Bien qu’elle soit exportatrice nette en termes de production agroalimentaire, l’Union Européenne importe également de nombreuses denrées alimentaires, notamment des fruits et légumes mais également des jeunes plantes, arbustes ou arbres. Pour satisfaire aux exigences sanitaires fixées par la réglementation européenne et éviter d’introduire de la matière végétale contaminée sur le territoire, il est nécessaire d’inspecter ces plantes avant de les importer. Seulement, le processus actuel est laborieux : le contrôle visuel et l’échantillonnage physique via des kits de détection à base de molécules ou d’anticorps nécessitent en effet beaucoup de main d’œuvre.
C’est là qu’intervient Stéphane Le Calvé. Directeur de recherche à l’Institut de chimie et procédés pour l'énergie, l'environnement et la santé1 , il s’est d’abord intéressé à la chimie hétérogène dans l’atmosphère, autrement dit, la chimie des nuages. « Puis, un peu plus avancé dans ma carrière, je suis redescendu sur Terre », sourit le chercheur strasbourgeois. « Aujourd’hui, je travaille sur la pollution de l’air induite par les composés organiques volatils ou COV, et en particulier sur des méthodes analytiques et des nouveaux instruments pour détecter ces espèces. »
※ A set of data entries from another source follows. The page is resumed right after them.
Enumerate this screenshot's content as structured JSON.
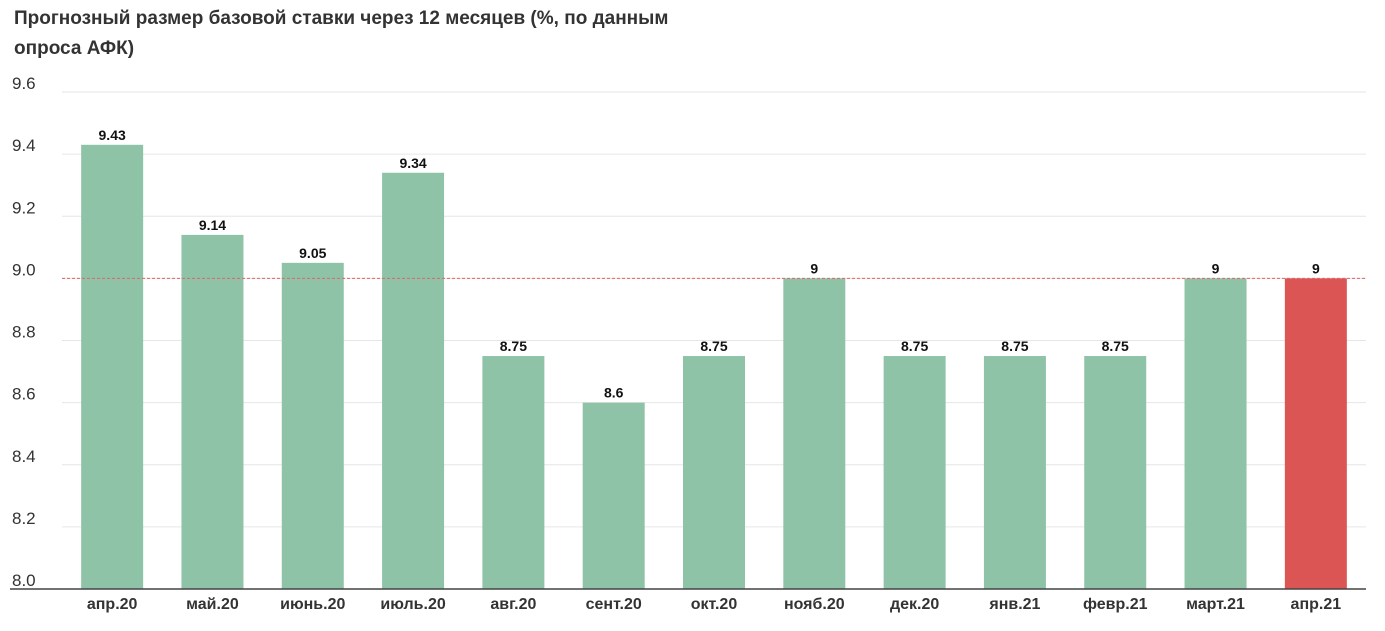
{
  "chart_data": {
    "type": "bar",
    "title": "Прогнозный размер базовой ставки через 12 месяцев (%, по данным опроса АФК)",
    "categories": [
      "апр.20",
      "май.20",
      "июнь.20",
      "июль.20",
      "авг.20",
      "сент.20",
      "окт.20",
      "нояб.20",
      "дек.20",
      "янв.21",
      "февр.21",
      "март.21",
      "апр.21"
    ],
    "values": [
      9.43,
      9.14,
      9.05,
      9.34,
      8.75,
      8.6,
      8.75,
      9,
      8.75,
      8.75,
      8.75,
      9,
      9
    ],
    "data_labels": [
      "9.43",
      "9.14",
      "9.05",
      "9.34",
      "8.75",
      "8.6",
      "8.75",
      "9",
      "8.75",
      "8.75",
      "8.75",
      "9",
      "9"
    ],
    "ylim": [
      8.0,
      9.6
    ],
    "yticks": [
      8.0,
      8.2,
      8.4,
      8.6,
      8.8,
      9.0,
      9.2,
      9.4,
      9.6
    ],
    "ytick_labels": [
      "8.0",
      "8.2",
      "8.4",
      "8.6",
      "8.8",
      "9.0",
      "9.2",
      "9.4",
      "9.6"
    ],
    "xlabel": "",
    "ylabel": "",
    "grid": true,
    "reference_line": {
      "y": 9.0,
      "style": "dashed",
      "color": "#e06666"
    },
    "highlight_index": 12,
    "colors": {
      "bar": "#8fc3a7",
      "highlight": "#dc5555",
      "grid": "#e6e6e6",
      "axis": "#444444"
    }
  }
}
Quel lien avec l’agriculture ? « Quand elles sont attaquées par un ravageur, qu’il s’agisse d’un champignon ou d’un insecte, les plantes émettent de nouveaux COV en réponse à l’agression. Il arrive aussi que les ravageurs eux-mêmes en produisent », explique Stéphane Le Calvé. Dès lors, en détectant les composés organiques volatils spécifiquement émis par les plantes infestées, il devient alors possible de détecter la présence de ces nuisibles. Et ce, de façon rapide et non invasive : de quoi grandement faciliter le dépistage des plantes infestées à la frontière de l’Union Européenne.
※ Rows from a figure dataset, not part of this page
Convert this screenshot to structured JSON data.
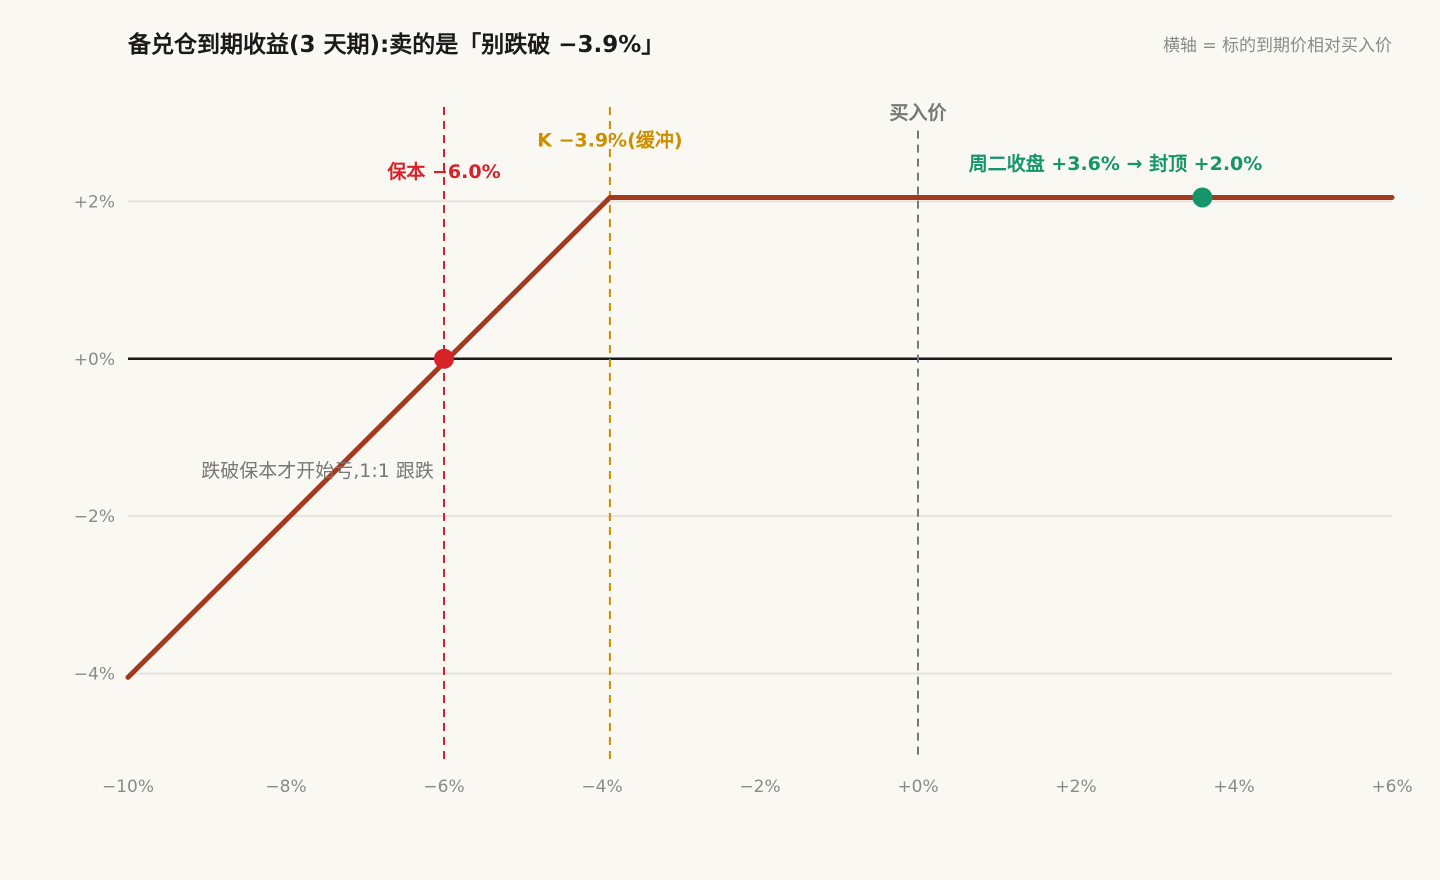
{
  "chart_data": {
    "type": "line",
    "title": "备兑仓到期收益(3 天期):卖的是「别跌破 −3.9%」",
    "subtitle": "横轴 = 标的到期价相对买入价",
    "xlim": [
      -10,
      6
    ],
    "ylim": [
      -5.1,
      3.2
    ],
    "x_ticks": [
      {
        "value": -10,
        "label": "−10%"
      },
      {
        "value": -8,
        "label": "−8%"
      },
      {
        "value": -6,
        "label": "−6%"
      },
      {
        "value": -4,
        "label": "−4%"
      },
      {
        "value": -2,
        "label": "−2%"
      },
      {
        "value": 0,
        "label": "+0%"
      },
      {
        "value": 2,
        "label": "+2%"
      },
      {
        "value": 4,
        "label": "+4%"
      },
      {
        "value": 6,
        "label": "+6%"
      }
    ],
    "y_ticks": [
      {
        "value": 2,
        "label": "+2%"
      },
      {
        "value": 0,
        "label": "+0%"
      },
      {
        "value": -2,
        "label": "−2%"
      },
      {
        "value": -4,
        "label": "−4%"
      }
    ],
    "grid": true,
    "series": [
      {
        "color": "#a3391f",
        "points": [
          [
            -10,
            -4.05
          ],
          [
            -3.9,
            2.05
          ],
          [
            6,
            2.05
          ]
        ]
      }
    ],
    "vlines": [
      {
        "x": -6.0,
        "label": "保本 −6.0%",
        "color": "#d6232a",
        "label_y": 2.3,
        "label_anchor": "middle"
      },
      {
        "x": -3.9,
        "label": "K −3.9%(缓冲)",
        "color": "#cc8f00",
        "label_y": 2.7,
        "label_anchor": "middle"
      },
      {
        "x": 0,
        "label": "买入价",
        "color": "#777777",
        "label_y": 3.05,
        "label_anchor": "middle"
      }
    ],
    "markers": [
      {
        "x": -6.0,
        "y": 0,
        "color": "#d6232a"
      },
      {
        "x": 3.6,
        "y": 2.05,
        "color": "#15956a",
        "label": "周二收盘 +3.6% → 封顶 +2.0%",
        "label_x": 2.5,
        "label_y": 2.4
      }
    ],
    "annotations": [
      {
        "text": "跌破保本才开始亏,1:1 跟跌",
        "x": -7.6,
        "y": -1.5
      }
    ]
  }
}
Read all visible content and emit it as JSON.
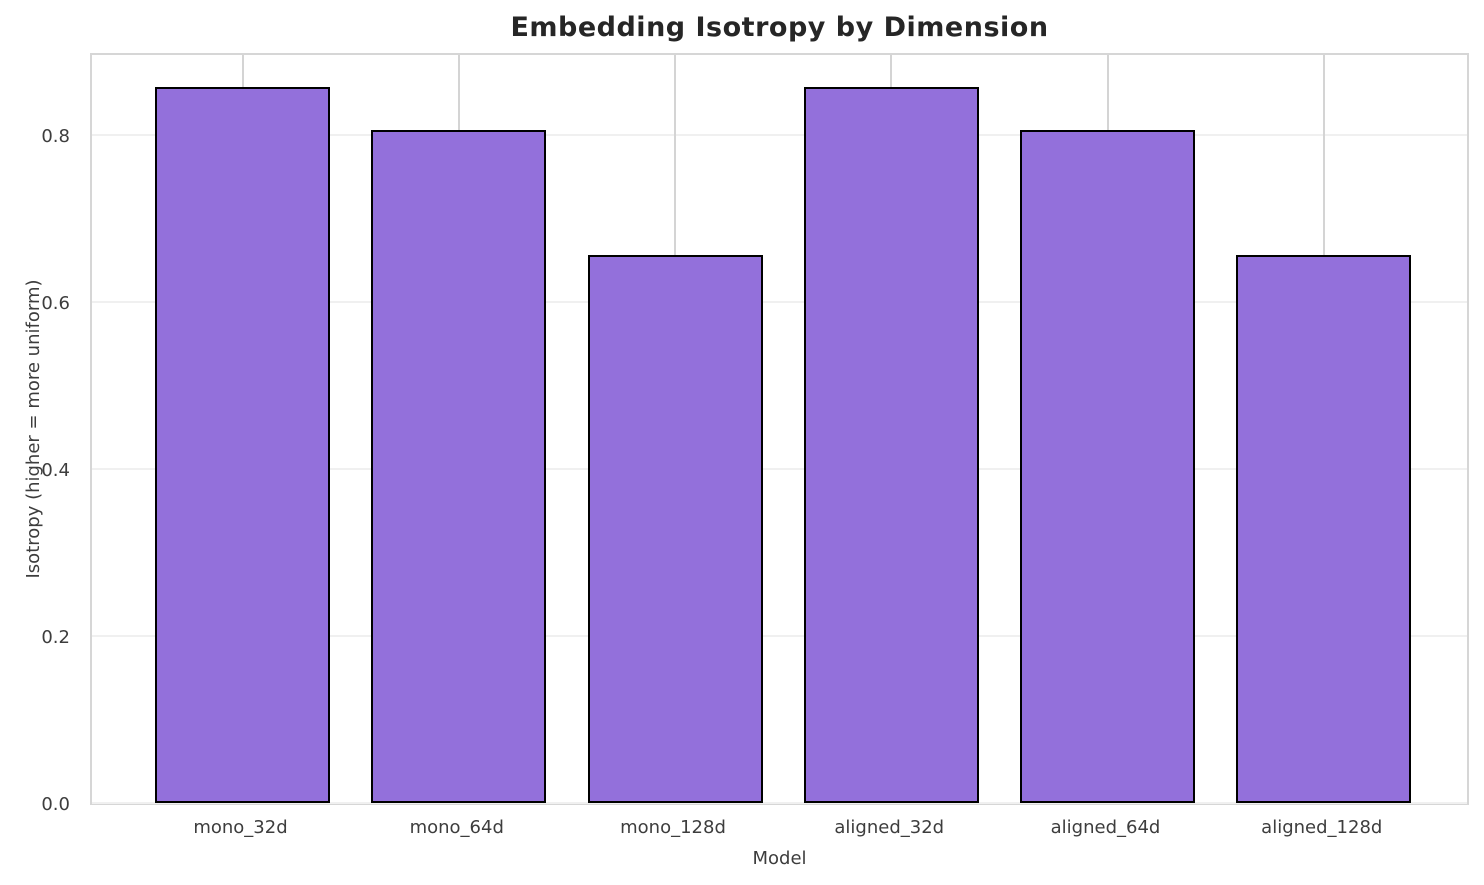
{
  "chart_data": {
    "type": "bar",
    "title": "Embedding Isotropy by Dimension",
    "xlabel": "Model",
    "ylabel": "Isotropy (higher = more uniform)",
    "categories": [
      "mono_32d",
      "mono_64d",
      "mono_128d",
      "aligned_32d",
      "aligned_64d",
      "aligned_128d"
    ],
    "values": [
      0.857,
      0.806,
      0.656,
      0.857,
      0.806,
      0.656
    ],
    "ylim": [
      0.0,
      0.9
    ],
    "yticks": [
      0.0,
      0.2,
      0.4,
      0.6,
      0.8
    ],
    "ytick_labels": [
      "0.0",
      "0.2",
      "0.4",
      "0.6",
      "0.8"
    ],
    "grid": true,
    "legend_position": "none",
    "bar_color": "#9370DB",
    "bar_edge_color": "#000000"
  },
  "colors": {
    "background": "#ffffff",
    "title_text": "#262626",
    "tick_text": "#3d3d3d",
    "grid_horizontal": "#f0f0f0",
    "grid_vertical": "#d4d4d4",
    "spine": "#d6d6d6"
  }
}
Convaincue de l’efficacité et de l’originalité de cette nouvelle approche, l’équipe de Stéphane Le Calvé s’est d’abord associée à un premier projet européen, baptisé PurPest, porté par l’Institut norvégien de bioéconomie (NIBIO). Dans ce cadre, les chercheurs se sont concentrés sur l’identification des molécules liées aux ravageurs, puis ont développé conjointement un premier prototype d’un analyseur portable de COV. Tout l’enjeu étant de miniaturiser l’appareil pour qu’il soit plus maniable, sans perdre en sensibilité. Pour ce dernier point, le chercheur strasbourgeois a pu déployer son expertise, développée notamment au sein du laboratoire commun anaVOC avec l’industriel Chromatotec.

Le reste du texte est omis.